Part of the problem is structural. When you ask an agent to migrate a large number of tests in a single pass, the task is long and the context fills up. As context grows, models start to lose focus from your instructions. Some models also display "context anxiety" where they begin to wrap up work early as they approach the end of their context window. This drives agents to start to forget or skip these sorts of validation instructions.
I tried running the migration per test suite rather than in one pass, thinking a shorter context window would reduce the pressure to complete and give the agent more room to slow down on validation steps. The agent was more likely to check, but would often decide to validate "a few key tests" rather than every single one.
Finally, I looked to split the migration and review steps into two separate agent tasks. I wrote a bash script that looped through each test suite and ran two sequential agent prompts: one to migrate, one to review.
#!/bin/bash
echo "Starting migration..."
declare -a files=(
"path/to/test-suite.test.tsx"
)
for i in "${files[@]}"; do
echo "Migrating $i"
agent -p --force --output-format stream-json --stream-partial-output --model claude-4.6-sonnet-medium \
"Migrate $i to use RTL. Ensure linting passes and then commit your changes in a single commit."
agent -p --force --output-format stream-json --stream-partial-output --model claude-4.6-sonnet-medium \
"Review the RTL tests in $i -
* Identify any unnecessary tests, remove them
* Identify any tests not following best practices, fix them
* For every single test intentionally change the implementation to break the specific feature tested and confirm the test fails as expected, fix them if they don't
Ensure linting passes and then commit your changes in a single commit."
echo "Migrated $i"
doneWith a more focused validation task the agent created its own to-do list and worked through each test exhaustively, catching issues and making some improvements beyond what was caught in the review.
What it cost
That worked, but also cost significantly more. All migrations were ran through Cursor using claude-4.6-sonnet-medium on a batch of 22 test suites:
| Approach | Cost |
|---|---|
| Single-pass batch | ~$13 |
| Per-suite | ~$32 |
| Per-suite + reviewer | ~$62 |
The per-suite reviewer pass resolved every issue that human reviewers had previously caught, but was an almost 5x increase in cost compared to the single-pass batch.
Agents enable us to do more, completing modernisation work that would have just sat on a backlog. But doing it well, with results we can trust is more expensive than we might expect. I think if we're going to do something we need to do it well, but there's a trade-off here around the real monetary cost of this work even if the time required is greatly reduced.
Organisations need to be intentional in how this increased productivity leads to increased revenue, and not just increased costs on AI vendor bills.
The takeaway
The two-prompt script wasn't a better prompt, it was a different architecture. When you ask one agent to migrate and validate in the same pass, the task structure works against validation. When a process step consistently gets dropped, the fix usually isn't a better instruction. It's a workflow where that step can't be skipped.

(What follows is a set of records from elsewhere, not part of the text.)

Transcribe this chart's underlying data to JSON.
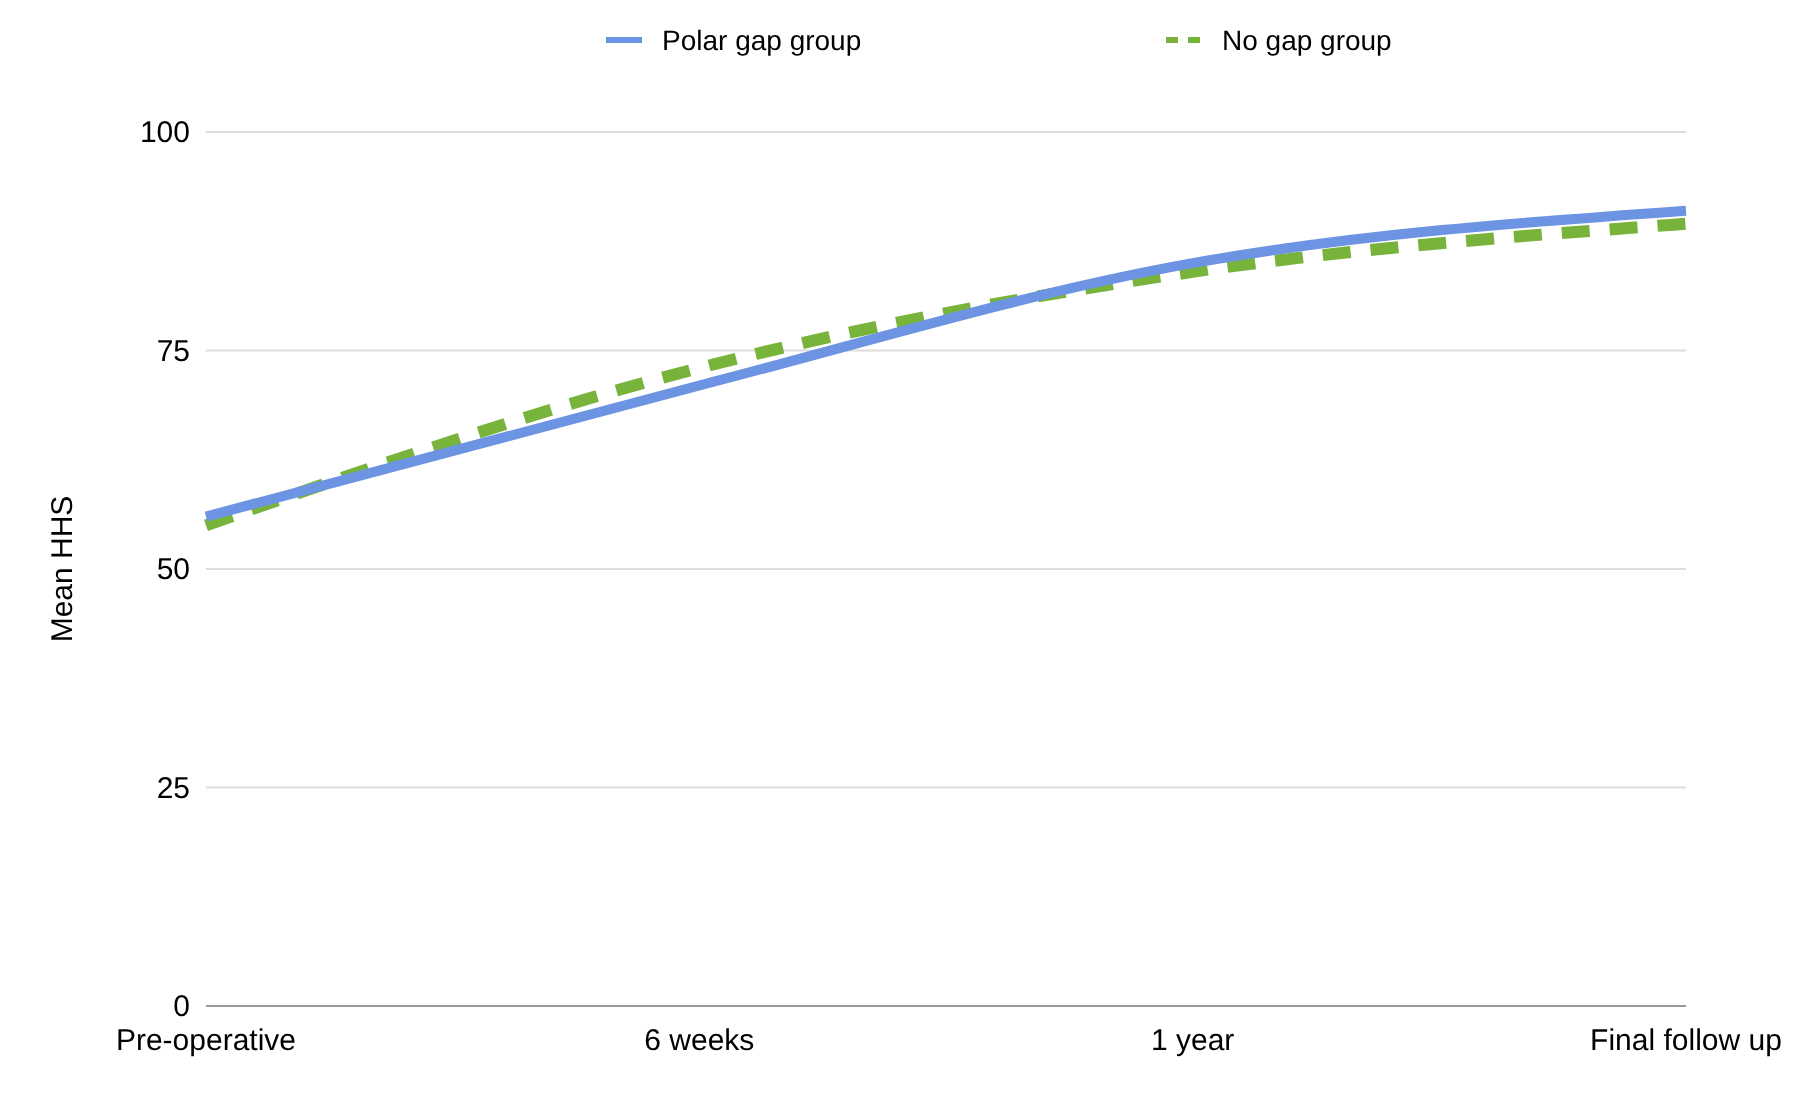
{
  "chart_data": {
    "type": "line",
    "ylabel": "Mean HHS",
    "categories": [
      "Pre-operative",
      "6 weeks",
      "1 year",
      "Final follow up"
    ],
    "series": [
      {
        "name": "Polar gap group",
        "color": "#6d94e3",
        "values": [
          56,
          71,
          85,
          91
        ],
        "line_style": "solid"
      },
      {
        "name": "No gap group",
        "color": "#78b33c",
        "values": [
          55,
          73,
          84,
          89.5
        ],
        "line_style": "dashed"
      }
    ],
    "ylim": [
      0,
      100
    ],
    "yticks": [
      0,
      25,
      50,
      75,
      100
    ],
    "grid": "y",
    "legend": "top"
  }
}
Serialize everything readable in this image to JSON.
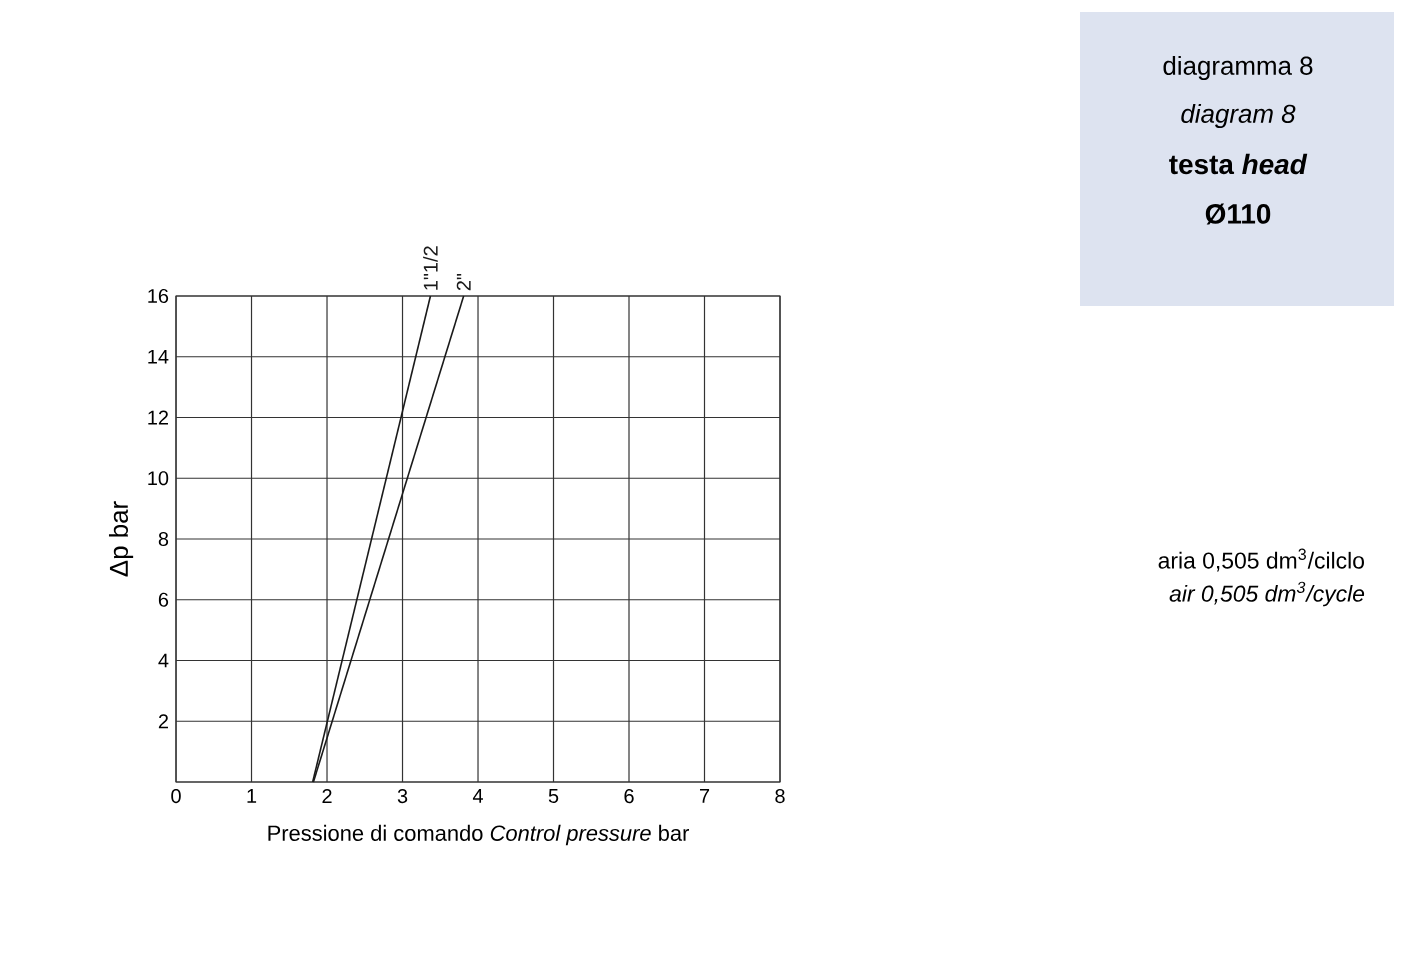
{
  "chart_data": {
    "type": "line",
    "title": "diagramma 8",
    "subtitle": "diagram 8",
    "annotations": [
      "testa *head*",
      "Ø110",
      "aria 0,505 dm$^{3}$/cilclo",
      "air 0,505 dm$^{3}$/cycle"
    ],
    "xlabel": "Pressione di comando *Control pressure* bar",
    "ylabel": "Δp bar",
    "xlim": [
      0,
      8
    ],
    "ylim": [
      0,
      16
    ],
    "xticks": [
      0,
      1,
      2,
      3,
      4,
      5,
      6,
      7,
      8
    ],
    "yticks": [
      {
        "value": 0,
        "label": null
      },
      2,
      4,
      6,
      8,
      10,
      12,
      14,
      16
    ],
    "grid": true,
    "legend": false,
    "marker": "none",
    "line_style": "solid",
    "series": [
      {
        "name": "1\"1/2",
        "color": "#1a1a1a",
        "x": [
          1.81,
          3.37
        ],
        "values": [
          0,
          16
        ]
      },
      {
        "name": "2\"",
        "color": "#1a1a1a",
        "x": [
          1.82,
          3.81
        ],
        "values": [
          0,
          16
        ]
      }
    ]
  }
}
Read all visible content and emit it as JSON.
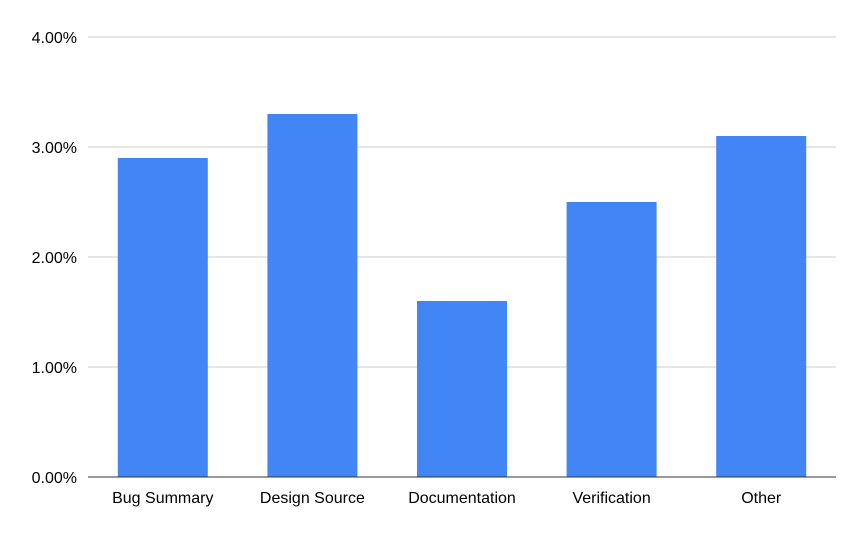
{
  "chart_data": {
    "type": "bar",
    "title": "",
    "xlabel": "",
    "ylabel": "",
    "categories": [
      "Bug Summary",
      "Design Source",
      "Documentation",
      "Verification",
      "Other"
    ],
    "values": [
      2.9,
      3.3,
      1.6,
      2.5,
      3.1
    ],
    "value_unit": "percent",
    "ylim": [
      0,
      4
    ],
    "yticks": [
      0,
      1,
      2,
      3,
      4
    ],
    "ytick_labels": [
      "0.00%",
      "1.00%",
      "2.00%",
      "3.00%",
      "4.00%"
    ],
    "grid": true,
    "legend": "none",
    "bar_color": "#4285f4",
    "grid_color": "#cccccc",
    "axis_color": "#333333"
  }
}
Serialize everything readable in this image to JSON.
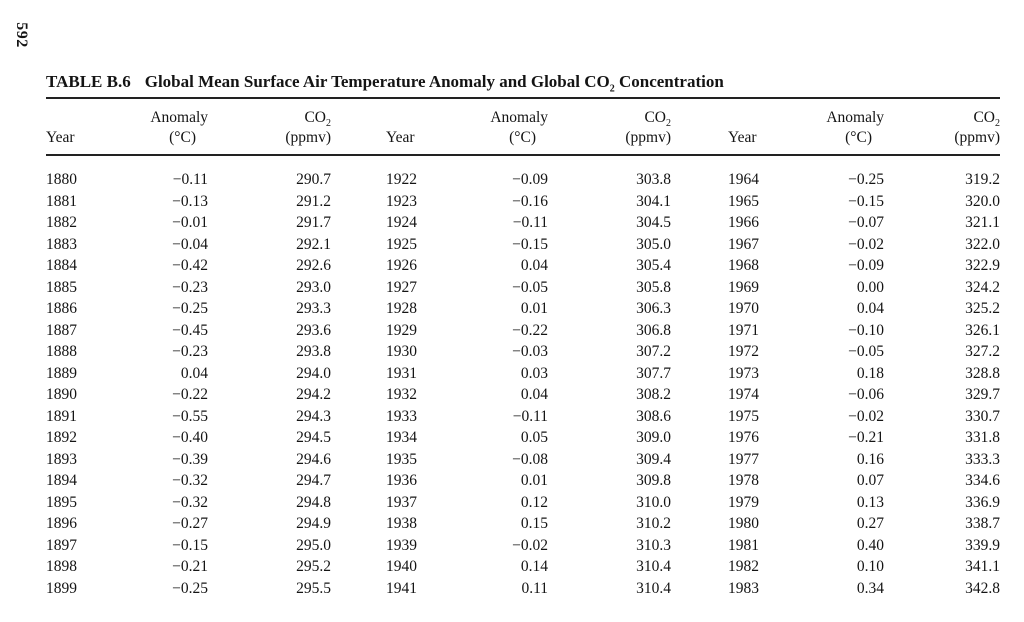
{
  "page_number": "592",
  "table": {
    "label": "TABLE B.6",
    "title": {
      "pre": "Global Mean Surface Air Temperature Anomaly and Global CO",
      "sub": "2",
      "post": " Concentration"
    },
    "headers": {
      "year": "Year",
      "anomaly": "Anomaly",
      "anomaly_unit": "(°C)",
      "co2_base": "CO",
      "co2_sub": "2",
      "co2_unit": "(ppmv)"
    },
    "groups": [
      {
        "rows": [
          [
            "1880",
            "−0.11",
            "290.7"
          ],
          [
            "1881",
            "−0.13",
            "291.2"
          ],
          [
            "1882",
            "−0.01",
            "291.7"
          ],
          [
            "1883",
            "−0.04",
            "292.1"
          ],
          [
            "1884",
            "−0.42",
            "292.6"
          ],
          [
            "1885",
            "−0.23",
            "293.0"
          ],
          [
            "1886",
            "−0.25",
            "293.3"
          ],
          [
            "1887",
            "−0.45",
            "293.6"
          ],
          [
            "1888",
            "−0.23",
            "293.8"
          ],
          [
            "1889",
            "0.04",
            "294.0"
          ],
          [
            "1890",
            "−0.22",
            "294.2"
          ],
          [
            "1891",
            "−0.55",
            "294.3"
          ],
          [
            "1892",
            "−0.40",
            "294.5"
          ],
          [
            "1893",
            "−0.39",
            "294.6"
          ],
          [
            "1894",
            "−0.32",
            "294.7"
          ],
          [
            "1895",
            "−0.32",
            "294.8"
          ],
          [
            "1896",
            "−0.27",
            "294.9"
          ],
          [
            "1897",
            "−0.15",
            "295.0"
          ],
          [
            "1898",
            "−0.21",
            "295.2"
          ],
          [
            "1899",
            "−0.25",
            "295.5"
          ]
        ]
      },
      {
        "rows": [
          [
            "1922",
            "−0.09",
            "303.8"
          ],
          [
            "1923",
            "−0.16",
            "304.1"
          ],
          [
            "1924",
            "−0.11",
            "304.5"
          ],
          [
            "1925",
            "−0.15",
            "305.0"
          ],
          [
            "1926",
            "0.04",
            "305.4"
          ],
          [
            "1927",
            "−0.05",
            "305.8"
          ],
          [
            "1928",
            "0.01",
            "306.3"
          ],
          [
            "1929",
            "−0.22",
            "306.8"
          ],
          [
            "1930",
            "−0.03",
            "307.2"
          ],
          [
            "1931",
            "0.03",
            "307.7"
          ],
          [
            "1932",
            "0.04",
            "308.2"
          ],
          [
            "1933",
            "−0.11",
            "308.6"
          ],
          [
            "1934",
            "0.05",
            "309.0"
          ],
          [
            "1935",
            "−0.08",
            "309.4"
          ],
          [
            "1936",
            "0.01",
            "309.8"
          ],
          [
            "1937",
            "0.12",
            "310.0"
          ],
          [
            "1938",
            "0.15",
            "310.2"
          ],
          [
            "1939",
            "−0.02",
            "310.3"
          ],
          [
            "1940",
            "0.14",
            "310.4"
          ],
          [
            "1941",
            "0.11",
            "310.4"
          ]
        ]
      },
      {
        "rows": [
          [
            "1964",
            "−0.25",
            "319.2"
          ],
          [
            "1965",
            "−0.15",
            "320.0"
          ],
          [
            "1966",
            "−0.07",
            "321.1"
          ],
          [
            "1967",
            "−0.02",
            "322.0"
          ],
          [
            "1968",
            "−0.09",
            "322.9"
          ],
          [
            "1969",
            "0.00",
            "324.2"
          ],
          [
            "1970",
            "0.04",
            "325.2"
          ],
          [
            "1971",
            "−0.10",
            "326.1"
          ],
          [
            "1972",
            "−0.05",
            "327.2"
          ],
          [
            "1973",
            "0.18",
            "328.8"
          ],
          [
            "1974",
            "−0.06",
            "329.7"
          ],
          [
            "1975",
            "−0.02",
            "330.7"
          ],
          [
            "1976",
            "−0.21",
            "331.8"
          ],
          [
            "1977",
            "0.16",
            "333.3"
          ],
          [
            "1978",
            "0.07",
            "334.6"
          ],
          [
            "1979",
            "0.13",
            "336.9"
          ],
          [
            "1980",
            "0.27",
            "338.7"
          ],
          [
            "1981",
            "0.40",
            "339.9"
          ],
          [
            "1982",
            "0.10",
            "341.1"
          ],
          [
            "1983",
            "0.34",
            "342.8"
          ]
        ]
      }
    ]
  }
}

What the reviewer is doing here, conceptually, is mutation testing: for each assertion, asking whether a change to the component would cause it to fail. Incorporating a mutation testing tool like Stryker into your testing pipeline could help catch these issues and reduce cost by avoiding having an agent do it manually.
Time spent designing agent workflows is part of the work and should be considered when evaluating productivity gains from using agents. It's the difference between output you can trust and output that just looks like you can.